Spot copper concentrate sales slowed in the first half of October after a period of smelter restocking at the end of the third quarter, leaving traders free to focus on long-term deals including a $100 million finance-and-offtake package sought by Audley Capital to develop the Mantos Blancos mine.

The Metal Bulletin Copper Concentrates Index was calculated at $100.7 per dry metric tonne/10.07 cents per lb on Friday October 14, compared with $100.9/10.09 at the end of September.

Key points:

  • Mine tenders in $90s; smelter market in low $100s
  • Q4 supply in focus after Chile output drops
  • Long-term tenders attract keen trade interest

While smelter sales slowed considerably, there was still some activity in the mine-to-trader market, with a sale of high-grade Chilean concentrates said by traders to have concluded in the high $90s/9s, while two parcels of Escondida were said to have been tendered in the mid $90s/9s.
One clean concentrate deal concluded by the trading arm of one Chinese smelter at $105/10.5 cents, smelter sources in China said.

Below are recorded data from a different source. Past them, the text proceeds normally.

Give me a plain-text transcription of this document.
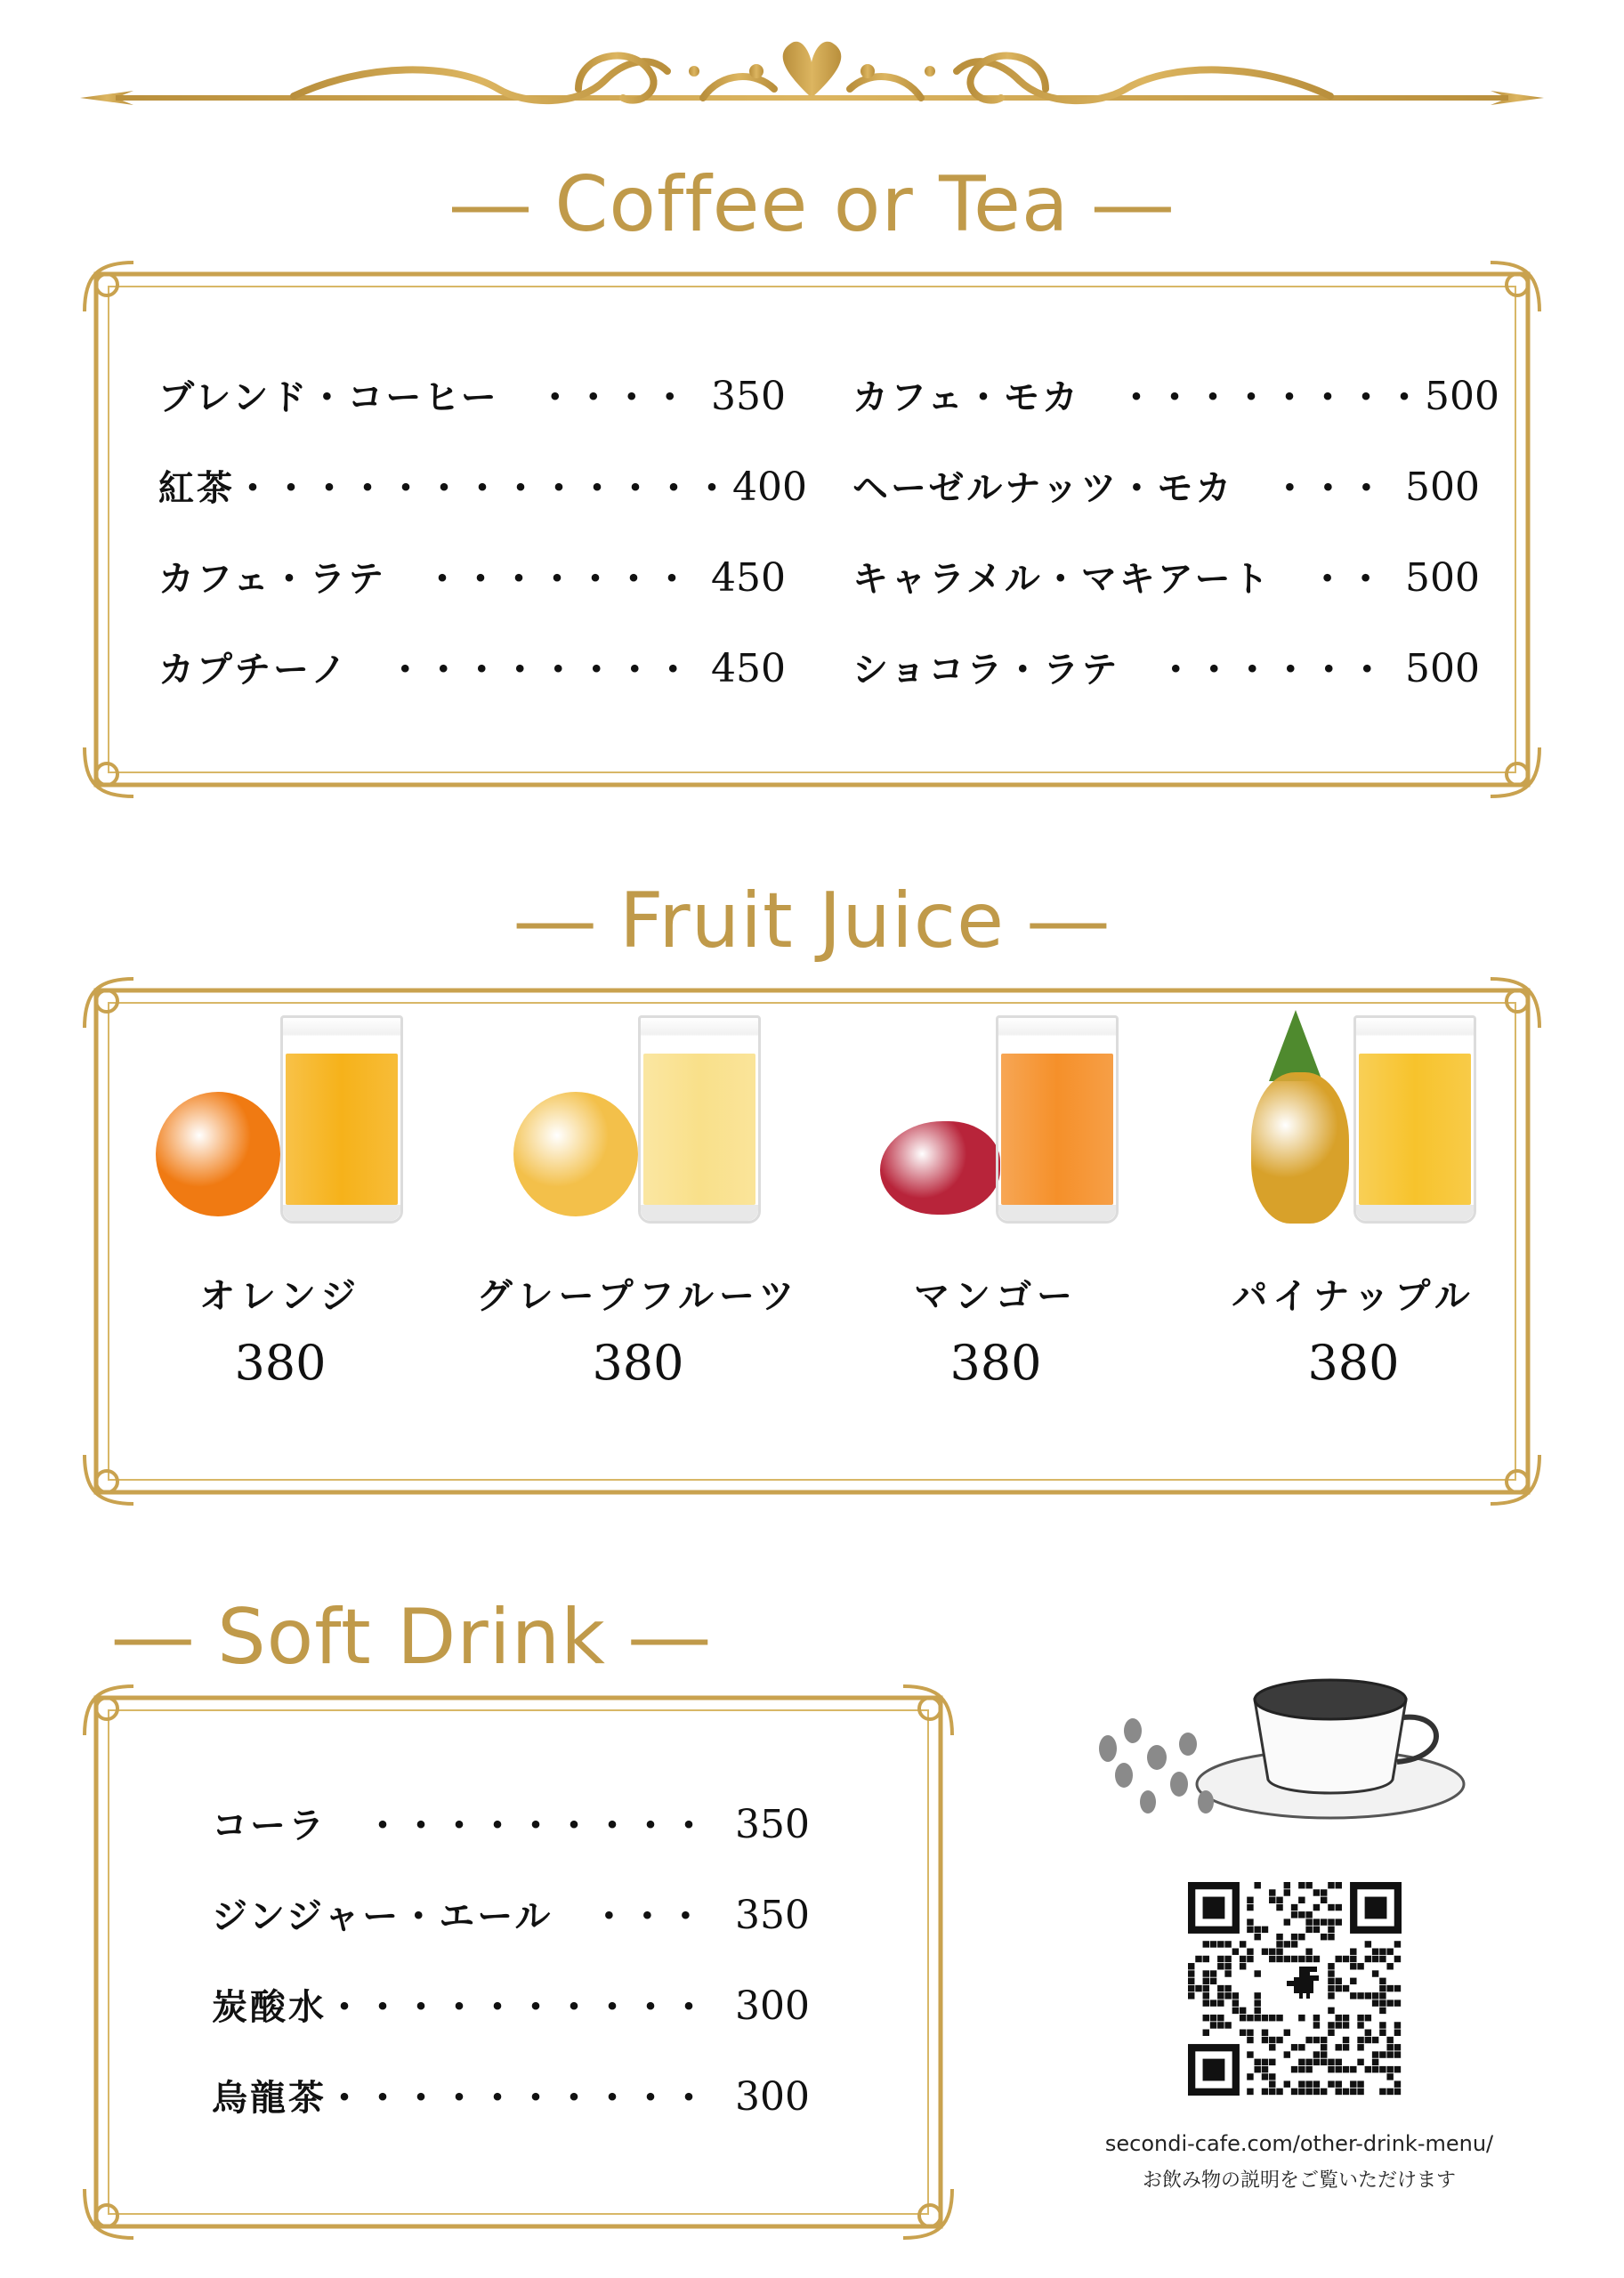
― Coffee or Tea ―
ブレンド・コーヒー　・・・・ 350
紅茶・・・・・・・・・・・・・ 400
カフェ・ラテ　・・・・・・・ 450
カプチーノ　・・・・・・・・ 450
カフェ・モカ　・・・・・・・・ 500
ヘーゼルナッツ・モカ　・・・ 500
キャラメル・マキアート　・・ 500
ショコラ・ラテ　・・・・・・ 500
― Fruit Juice ―
オレンジ
380
グレープフルーツ
380
マンゴー
380
パイナップル
380
― Soft Drink ―
コーラ　・・・・・・・・・ 350
ジンジャー・エール　・・・ 350
炭酸水・・・・・・・・・・ 300
烏龍茶・・・・・・・・・・ 300
secondi-cafe.com/other-drink-menu/
お飲み物の説明をご覧いただけます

“The spot market is extremely quiet due to the disruption of the Golden Week in China. CSPT members will try to hold their $105 floor level but other smaller ones might be able to accept lower numbers with financing terms,” a second smelter source said.

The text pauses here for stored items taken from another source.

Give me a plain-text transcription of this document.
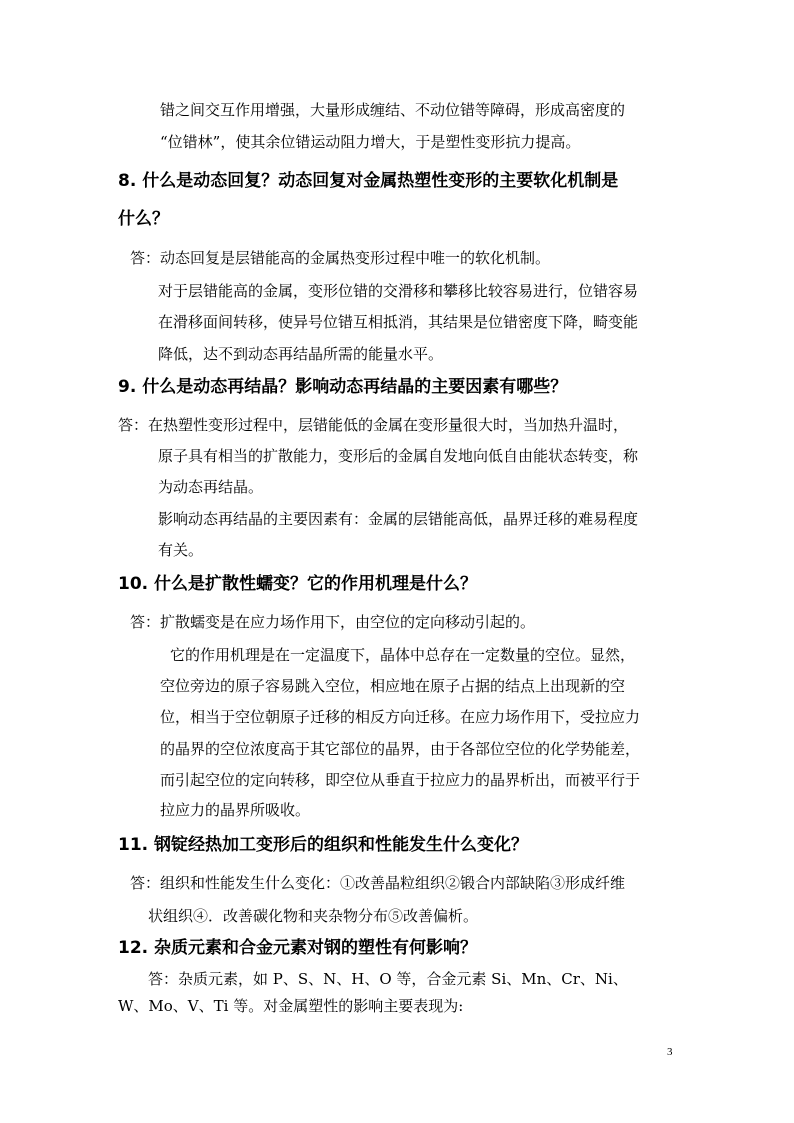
错之间交互作用增强，大量形成缠结、不动位错等障碍，形成高密度的
“位错林”，使其余位错运动阻力增大，于是塑性变形抗力提高。
8. 什么是动态回复？动态回复对金属热塑性变形的主要软化机制是
什么？
答：动态回复是层错能高的金属热变形过程中唯一的软化机制。
对于层错能高的金属，变形位错的交滑移和攀移比较容易进行，位错容易
在滑移面间转移，使异号位错互相抵消，其结果是位错密度下降，畸变能
降低，达不到动态再结晶所需的能量水平。
9. 什么是动态再结晶？影响动态再结晶的主要因素有哪些？
答：在热塑性变形过程中，层错能低的金属在变形量很大时，当加热升温时，
原子具有相当的扩散能力，变形后的金属自发地向低自由能状态转变，称
为动态再结晶。
影响动态再结晶的主要因素有：金属的层错能高低，晶界迁移的难易程度
有关。
10. 什么是扩散性蠕变？它的作用机理是什么？
答：扩散蠕变是在应力场作用下，由空位的定向移动引起的。
它的作用机理是在一定温度下，晶体中总存在一定数量的空位。显然，
空位旁边的原子容易跳入空位，相应地在原子占据的结点上出现新的空
位，相当于空位朝原子迁移的相反方向迁移。在应力场作用下，受拉应力
的晶界的空位浓度高于其它部位的晶界，由于各部位空位的化学势能差，
而引起空位的定向转移，即空位从垂直于拉应力的晶界析出，而被平行于
拉应力的晶界所吸收。
11. 钢锭经热加工变形后的组织和性能发生什么变化？
答：组织和性能发生什么变化：①改善晶粒组织②锻合内部缺陷③形成纤维
状组织④．改善碳化物和夹杂物分布⑤改善偏析。
12. 杂质元素和合金元素对钢的塑性有何影响？
答：杂质元素，如 P、S、N、H、O 等，合金元素 Si、Mn、Cr、Ni、
W、Mo、V、Ti 等。对金属塑性的影响主要表现为:
3
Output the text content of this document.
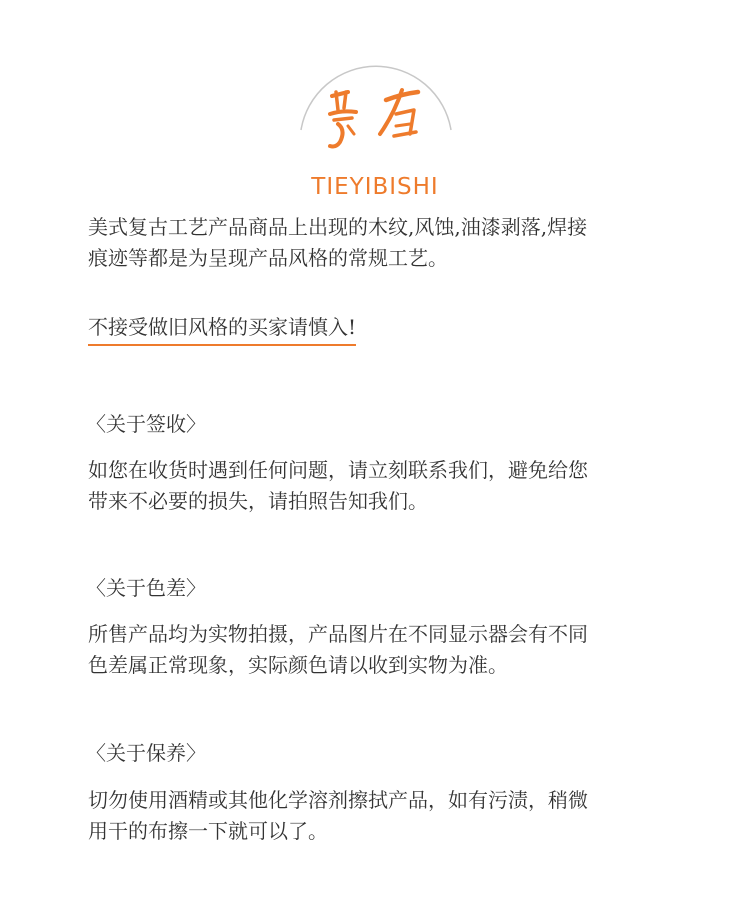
TIEYIBISHI

美式复古工艺产品商品上出现的木纹,风蚀,油漆剥落,焊接
痕迹等都是为呈现产品风格的常规工艺。

不接受做旧风格的买家请慎入!
〈关于签收〉

如您在收货时遇到任何问题，请立刻联系我们，避免给您
带来不必要的损失，请拍照告知我们。

〈关于色差〉

所售产品均为实物拍摄，产品图片在不同显示器会有不同
色差属正常现象，实际颜色请以收到实物为准。

〈关于保养〉

切勿使用酒精或其他化学溶剂擦拭产品，如有污渍，稍微
用干的布擦一下就可以了。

“It’s the traditional ‘cold war’ time. Everyone is trying to move the market in their favour, and buying will continue to slow before LME Week,” another Chinese smelter source told Metal Bulletin.

While the spot market initially looked poised to tighten after news of strike action at the Grasberg mine in Indonesia, bullish sentiment faded quickly as the disruption ended in early October.

Attention subsequently turned to the likely impact of seasonal mine destocking, which typically contributes to a rise in TC/RCs through to the end of the year.

This year, the effect may be less pronounced as miners have been under ongoing pressure to release inventories, some sources said.

“I’ve been basically square or a little bit short throughout the whole year. If I asked my board if I could keep two parcels in port, they’d kill me,” one copper miner said.

However, the same balance-sheet pressures will also compel board execs to push mine managers to maximise output in the run-up to the end of the year, others said.

“They might think they’re square now, but they might find a few extra parcels coming out between now and the new year,” a smelter source said.

But, despite the best efforts of mine managers, there was further evidence this week that Chilean production is falling short of expectations, and this could also limit the impact of any seasonal destocking, sources said.

After a 4.1% drop in production in August, Chile is on course to produce about 5.48 million tonnes of copper this year, down from 5.76 million tonnes in 2015 and below expectations that Chilean output will remain flat.

The drop has been largely attributed to a drop in output at Escondida, although one mining source active in the country said the size of the shortfall indicated that other mines are also facing production issues.

“Even after you account for Escondida, the Cochilco numbers are about 150,000 tonnes short of what I was expecting for the year,” the mining source said.

Some sources raised questions about supply from Antofagasta’s Centinela project following maintenance on the SAG mill, but a source familiar with the matter told Metal Bulletin the equipment is back in service.

“Centinela was on scheduled SAG maintenance which lasted some more time to solve other issues that appeared at the last minute. The mill has restarted and is now working OK,” the source said.

Despite supply concerns in Chile, Peruvian production is continuing to beat expectations, with Macquarie analysts noting that a “stellar month” in August puts the country on track to produce 2.37 million tonnes this year.

During the slower conditions, traders were free to focus on submitting proposals in long-term tenders stretching out several years.

NewGold was said to have sold about 60,000 dry metric tonnes of concentrates from the New Afton mine over 2017 to 2019 at about $5/5 above future annual benchmarks.

EMR Capital and Lighthouse Minerals were also said to be tendering concentrates from the Capricorn mine in north-west Queensland, which was formerly known as Mount Gordon, which is set to enter production in mid-2017.

Trade sources said the partners are tendering one parcel shipping in the fourth quarter of 2017, and 50,000 dmt per year over 2018 to 2020. The tender was still open at the time of publication.

The largest tender was one held by Audley Capital, which acquired majority stakes in the Mantos Blancos and Mantoverde mines from Anglo American last year in a deal worth $300 million in cash and up to $200 million in additional future payments linked to copper prices and the development of the assets.

Audley Capital has approached traders looking for $100 million in finance to develop Mantos Blancos between 2018 and 2025, in return for an offtake of 90-100,000 dmtpy in the first three years, and 150,000 dmtpy in the remaining years.

Audley Capital declined to comment on the tender, which also remained open at the time of publication.